L’horreur s’invite dans un talk show des années 70 dans Late Night With The Devil, film-concept aussi ludique qu’il est prévisible.
N’importe quel amateur de film de genre vous le dira : le found footage est un sous-genre rincé depuis des années. Il survit certes à coups de nouveaux épisodes de l’increvable franchise V/H/S, ou de micro-productions qui atterrissent de temps à autre sur Shudder ou Shadowz en France. Plus d’ennui que d’effroi, et surtout un principe qui ne surprend plus, 25 ans tout de même après Le projet Blair Witch. Avec Late Night With The Devil, les frères Cairnes (également réalisateurs de 100 bloody acres) apportent toutefois leur pierre, précieuse, à cet héritage souvent peu glorieux. Plutôt que de nous faire croire en l’existence de films amateurs tournés sur le vif, les deux Australiens s’amusent à imaginer une émission télévisée fictive des années 70 qui tourne mal : un talk show de fin de soirée (les Late Night comme on les appelle aux USA) qui le soir de l’émission d’Halloween prend un tour inattendu pour son présentateur vedette et le public dans la salle. Un concept fort, enrichi de multiples trouvailles et expérimentations, dont l’importance finit toutefois par prendre le pas sur la pertinence de son scénario.

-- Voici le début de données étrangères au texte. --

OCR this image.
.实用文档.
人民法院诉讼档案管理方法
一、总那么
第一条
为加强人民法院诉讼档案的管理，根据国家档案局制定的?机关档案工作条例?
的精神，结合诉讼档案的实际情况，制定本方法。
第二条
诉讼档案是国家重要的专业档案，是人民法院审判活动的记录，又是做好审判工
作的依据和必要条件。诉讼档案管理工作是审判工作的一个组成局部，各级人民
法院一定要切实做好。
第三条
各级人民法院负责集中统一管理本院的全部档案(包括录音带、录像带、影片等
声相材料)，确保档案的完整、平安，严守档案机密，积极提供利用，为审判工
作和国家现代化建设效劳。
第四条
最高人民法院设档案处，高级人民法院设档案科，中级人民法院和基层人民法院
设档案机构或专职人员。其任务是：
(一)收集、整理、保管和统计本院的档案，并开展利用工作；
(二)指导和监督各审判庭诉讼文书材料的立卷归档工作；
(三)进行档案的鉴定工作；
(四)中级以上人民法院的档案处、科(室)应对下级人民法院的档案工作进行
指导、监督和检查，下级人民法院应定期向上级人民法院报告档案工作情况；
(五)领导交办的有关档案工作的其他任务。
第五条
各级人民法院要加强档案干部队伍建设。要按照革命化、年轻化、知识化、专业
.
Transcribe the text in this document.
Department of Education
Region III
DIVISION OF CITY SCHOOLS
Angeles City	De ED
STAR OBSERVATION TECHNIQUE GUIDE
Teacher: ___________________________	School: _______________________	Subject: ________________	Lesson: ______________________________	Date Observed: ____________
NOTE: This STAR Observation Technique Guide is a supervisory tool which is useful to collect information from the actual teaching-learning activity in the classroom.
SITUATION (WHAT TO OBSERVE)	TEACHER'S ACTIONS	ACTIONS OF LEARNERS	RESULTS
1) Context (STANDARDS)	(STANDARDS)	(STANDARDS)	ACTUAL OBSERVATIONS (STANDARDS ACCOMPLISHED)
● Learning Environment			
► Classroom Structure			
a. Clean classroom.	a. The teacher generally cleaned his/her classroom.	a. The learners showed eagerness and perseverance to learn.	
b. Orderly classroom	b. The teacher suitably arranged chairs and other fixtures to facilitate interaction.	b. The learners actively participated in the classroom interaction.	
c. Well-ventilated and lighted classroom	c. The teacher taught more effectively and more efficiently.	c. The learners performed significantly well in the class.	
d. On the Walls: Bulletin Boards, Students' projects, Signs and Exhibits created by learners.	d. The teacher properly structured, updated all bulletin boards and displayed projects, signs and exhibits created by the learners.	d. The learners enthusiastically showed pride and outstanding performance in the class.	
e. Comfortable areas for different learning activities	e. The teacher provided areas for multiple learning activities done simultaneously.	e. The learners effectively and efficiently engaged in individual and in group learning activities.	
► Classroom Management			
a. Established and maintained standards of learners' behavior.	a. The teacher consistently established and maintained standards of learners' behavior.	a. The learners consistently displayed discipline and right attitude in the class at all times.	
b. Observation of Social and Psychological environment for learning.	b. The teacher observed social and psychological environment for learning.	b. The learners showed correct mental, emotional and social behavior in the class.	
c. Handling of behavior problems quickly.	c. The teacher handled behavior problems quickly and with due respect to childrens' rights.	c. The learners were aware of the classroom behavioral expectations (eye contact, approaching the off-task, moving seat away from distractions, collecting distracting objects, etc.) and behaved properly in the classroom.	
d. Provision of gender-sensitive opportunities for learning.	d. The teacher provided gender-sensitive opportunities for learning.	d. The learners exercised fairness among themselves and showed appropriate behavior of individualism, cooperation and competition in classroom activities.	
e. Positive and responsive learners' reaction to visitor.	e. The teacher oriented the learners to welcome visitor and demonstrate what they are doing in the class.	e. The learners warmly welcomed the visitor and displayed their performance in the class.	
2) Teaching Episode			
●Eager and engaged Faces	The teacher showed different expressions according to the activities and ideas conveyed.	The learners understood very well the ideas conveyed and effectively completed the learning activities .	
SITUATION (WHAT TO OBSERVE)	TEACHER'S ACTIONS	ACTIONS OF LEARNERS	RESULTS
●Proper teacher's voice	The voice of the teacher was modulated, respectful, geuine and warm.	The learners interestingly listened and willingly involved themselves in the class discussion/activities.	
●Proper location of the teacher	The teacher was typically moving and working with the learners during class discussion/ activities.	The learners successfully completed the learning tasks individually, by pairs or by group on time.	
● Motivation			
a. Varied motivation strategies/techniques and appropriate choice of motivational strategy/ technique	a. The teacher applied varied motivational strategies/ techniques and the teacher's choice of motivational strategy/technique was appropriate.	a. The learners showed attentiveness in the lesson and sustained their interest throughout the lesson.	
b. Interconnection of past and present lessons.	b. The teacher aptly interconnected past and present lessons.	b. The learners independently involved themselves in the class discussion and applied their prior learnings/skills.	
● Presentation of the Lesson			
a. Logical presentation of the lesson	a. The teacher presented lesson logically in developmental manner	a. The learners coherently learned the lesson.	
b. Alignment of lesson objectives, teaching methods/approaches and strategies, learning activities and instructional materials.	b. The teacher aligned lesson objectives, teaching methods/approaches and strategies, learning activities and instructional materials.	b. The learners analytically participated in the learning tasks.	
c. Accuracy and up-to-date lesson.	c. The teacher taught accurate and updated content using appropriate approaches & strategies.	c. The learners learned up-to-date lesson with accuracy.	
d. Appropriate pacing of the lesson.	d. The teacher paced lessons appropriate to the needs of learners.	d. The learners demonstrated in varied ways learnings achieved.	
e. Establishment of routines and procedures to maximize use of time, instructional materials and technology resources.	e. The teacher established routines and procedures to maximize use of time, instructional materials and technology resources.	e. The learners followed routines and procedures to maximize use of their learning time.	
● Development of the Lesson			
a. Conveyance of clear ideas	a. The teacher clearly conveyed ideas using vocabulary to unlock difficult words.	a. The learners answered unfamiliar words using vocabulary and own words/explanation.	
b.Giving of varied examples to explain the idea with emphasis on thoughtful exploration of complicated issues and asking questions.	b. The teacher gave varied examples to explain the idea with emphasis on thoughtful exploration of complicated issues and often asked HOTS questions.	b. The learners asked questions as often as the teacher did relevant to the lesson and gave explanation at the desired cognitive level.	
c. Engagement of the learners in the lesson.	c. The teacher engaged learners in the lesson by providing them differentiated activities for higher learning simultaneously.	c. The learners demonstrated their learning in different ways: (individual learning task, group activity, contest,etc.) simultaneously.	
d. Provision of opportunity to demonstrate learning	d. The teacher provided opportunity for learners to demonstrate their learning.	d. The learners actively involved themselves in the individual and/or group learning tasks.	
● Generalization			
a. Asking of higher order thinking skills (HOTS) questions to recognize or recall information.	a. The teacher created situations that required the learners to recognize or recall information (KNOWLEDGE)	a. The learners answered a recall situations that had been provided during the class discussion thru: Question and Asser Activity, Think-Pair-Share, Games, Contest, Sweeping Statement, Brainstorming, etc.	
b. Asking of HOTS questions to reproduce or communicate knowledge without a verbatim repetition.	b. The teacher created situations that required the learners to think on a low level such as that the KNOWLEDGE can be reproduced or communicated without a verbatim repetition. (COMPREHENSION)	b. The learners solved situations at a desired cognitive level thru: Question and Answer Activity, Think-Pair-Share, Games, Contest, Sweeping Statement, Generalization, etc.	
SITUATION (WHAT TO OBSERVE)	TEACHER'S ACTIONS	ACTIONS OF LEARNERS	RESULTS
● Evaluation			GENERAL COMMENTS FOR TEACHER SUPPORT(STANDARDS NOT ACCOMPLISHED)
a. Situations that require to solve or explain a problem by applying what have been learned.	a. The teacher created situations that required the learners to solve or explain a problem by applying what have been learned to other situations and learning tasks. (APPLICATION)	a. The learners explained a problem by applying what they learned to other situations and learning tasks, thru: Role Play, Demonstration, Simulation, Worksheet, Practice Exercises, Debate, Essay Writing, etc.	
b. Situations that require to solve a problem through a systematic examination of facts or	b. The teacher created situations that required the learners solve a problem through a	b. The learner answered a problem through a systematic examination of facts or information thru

Un concept diaboliquement fun
Débutant sur un long montage d’introduction imitant les documentaires sensationnalistes de cette période (avec en voix off Michael Ironside, s’il vous plaît !), Late Night With The Devil nous emmène dans la tête de Jack Delroy (l’acteur-caméléon David Dastmalchian, habitué des plateaux de Denis Villeneuve et Christopher Nolan), présentateur télé qui connaît le succès dans les années 70 avec son émission Night Owls. Le décès brutal de sa femme, célèbre actrice, le pousse néanmoins hors des caméras pour un temps. Il finit par revenir en plateau, mais sans succès : les chiffres d’audience sont en chute libre malgré un ton plus provocateur. Jack s’apprête à vivre une soirée décisive le jour d’Halloween 1977 : le succès de cette émission déterminera son avenir. Pour gagner des points d’audimat (et battre son bien réel concurrent Johnny Carson), il ne recule devant rien et invite un médium, un magicien hypnotiseur et une jeune fille soi-disant possédée par un démon, Lilly (Ingrid Torelli, une petite révélation). Tout est prêt pour un show dont personne ne va ressortir indemne…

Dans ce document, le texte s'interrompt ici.